By contrast in the following situations consent is not required, but the affected person, statutory representative or closest relatives must be informed and have a right to object:

  • for anonymisation of biological and genetic material, as this will take further research on such material outside the scope of the Act,
  • for further use of non-genetic health-related personal data in encrypted form for research purposes.

Where it is impossible or disproportionately difficult to obtain consent or to inform of the right to object or this cannot be expected of the affected person, there is no documented refusal and the interests of the research outweigh the interests of the affected person, then failure to observe the requirements of consent or information will not prevent the use of the relevant data for research purposes, provided ethics commission approval is obtained.

The new Act imposes criminal penalties for certain violations.

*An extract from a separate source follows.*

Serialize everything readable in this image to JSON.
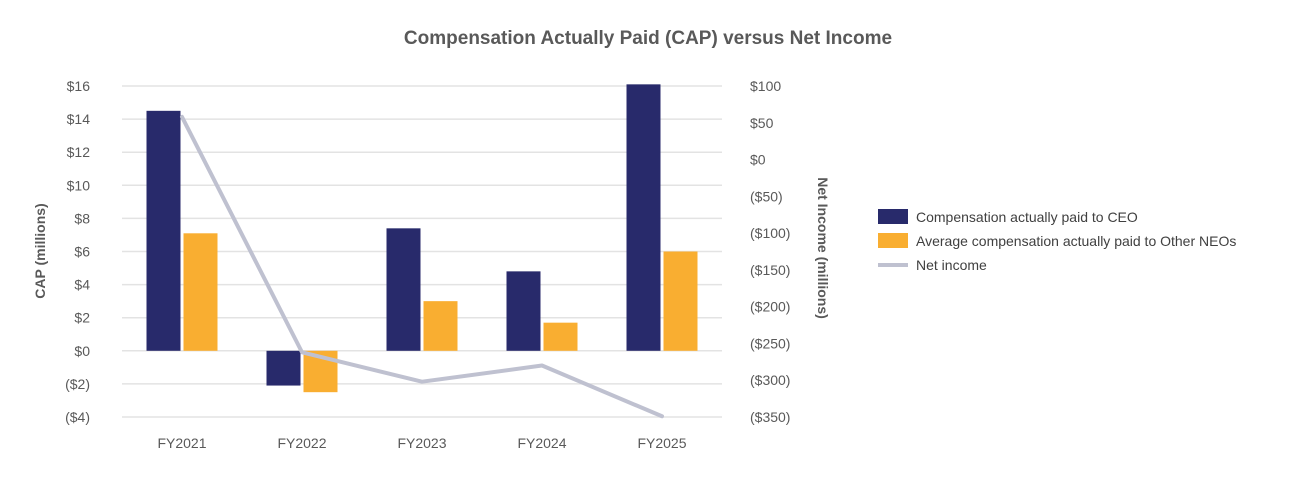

Intentional failure to observe the following rules may result in a prison sentence of up to three years or a monetary penalty of up to CHF 1.08 million:

  • failure to obtain ethics commission approval,
  • failure to obtain informed consent,
  • sale or purchase of human body parts,
  • carrying out a research project with the aim of changing the characteristics of a human embryo or foetus without reference to any disease, or
  • use of embryos or foetuses from abortions or miscarriages before death is established.

Where the crime is in a business context, the prison sentence is to be combined with a monetary penalty. If the failure is negligent rather than intentional, the primary punishment is a fine. Further, fines of up to CHF 10,000 may be imposed for wilful or negligent behaviour in the following cases:

  • if the above crimes are committed without the health of the participating person being affected,
  • if an individual receives payment or other valuable benefit for participation in research with an expected direct benefit for the individual or pays or gives a valuable benefit for participation in a research project, or
  • if biological material or health related personal data are used without the required consent or information.

In conclusion, from the beginning of 2014, Switzerland will have a nationally applicable set of rules reflecting current best practice in ethical and research standards internationally. The Act strikes a balance between the interests of the individual, which are rightly given first priority, and the interests of researchers in a harmonisation of the applicable rules and minimisation of the regulatory burden where the research is of low risk.